Primeiro longa de Francisco César Filho é uma incorreta obra sobre o mundo underground.

Do latim, Augusta significa nobre, glorificada, majestosa e, segundo algumas fontes, recebe status de sublime e sagrada. Tema de diversas manifestações artísticas, do curta “Esta Rua Tão Augusta” (1968), dirigido pelo saudoso Carlos Reichenbach, até tornar-se tema de canções de artistas como Ronnie Cord, Emicida e Cachorro Grande, a mítica rua Augusta, em São Paulo inspirou, até mesmo, a banda folk Os Últimos Românticos da Rua Augusta.

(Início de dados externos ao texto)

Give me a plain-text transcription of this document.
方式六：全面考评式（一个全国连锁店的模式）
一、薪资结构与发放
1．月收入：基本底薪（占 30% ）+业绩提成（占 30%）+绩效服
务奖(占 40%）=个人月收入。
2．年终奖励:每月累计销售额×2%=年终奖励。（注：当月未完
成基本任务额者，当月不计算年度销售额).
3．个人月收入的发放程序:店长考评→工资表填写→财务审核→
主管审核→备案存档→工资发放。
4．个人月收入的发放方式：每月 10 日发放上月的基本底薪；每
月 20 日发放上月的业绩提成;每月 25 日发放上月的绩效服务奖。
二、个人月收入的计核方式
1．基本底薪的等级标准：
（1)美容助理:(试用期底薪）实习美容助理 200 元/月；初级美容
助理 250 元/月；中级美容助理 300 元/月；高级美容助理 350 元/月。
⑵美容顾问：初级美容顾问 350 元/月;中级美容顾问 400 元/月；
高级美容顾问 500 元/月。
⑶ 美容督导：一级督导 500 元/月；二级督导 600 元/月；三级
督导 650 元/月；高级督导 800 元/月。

O local, que liga a área nobre ao centro urbano da capital paulista é, desde os anos 60, reduto de pessoas em busca de espaços alternativos ligados ao entretenimento e às artes, sem deixar de lado a aura marginal regada a drogas e prostituição. Nesta disparidade que se completa, o diretor Francisco César Filho, mais conhecido por seu trabalho em documentários e curtas-metragens, realiza seu primeiro longa, “Augustas”. Curador do 7º Festival de Cinema Latino-Americano, seu filme participou da programação para mostrar as diversas faces do misticismo que envolvem a rua, em uma homenagem ao cinema boca do lixo que reinou nas telas brasileiras nos anos 70 e 80.

No longa, roteirizado por Hilton Lacerda (“Amarelo Manga” e “A Febre do Rato”) e José Eduardo Belmonte (“Billi Pig” e “Se Nada Mais Der Certo”) com base no romance “A Estratégia de Lilith”, de Alex Antunes, acompanhamos o jornalista Alex (Mário Bortolotto) que, desacreditado pela editora em que atua e sem conseguir mais trabalhar, se embrenha em um universo de descobertas que envolvem a rua Augusta.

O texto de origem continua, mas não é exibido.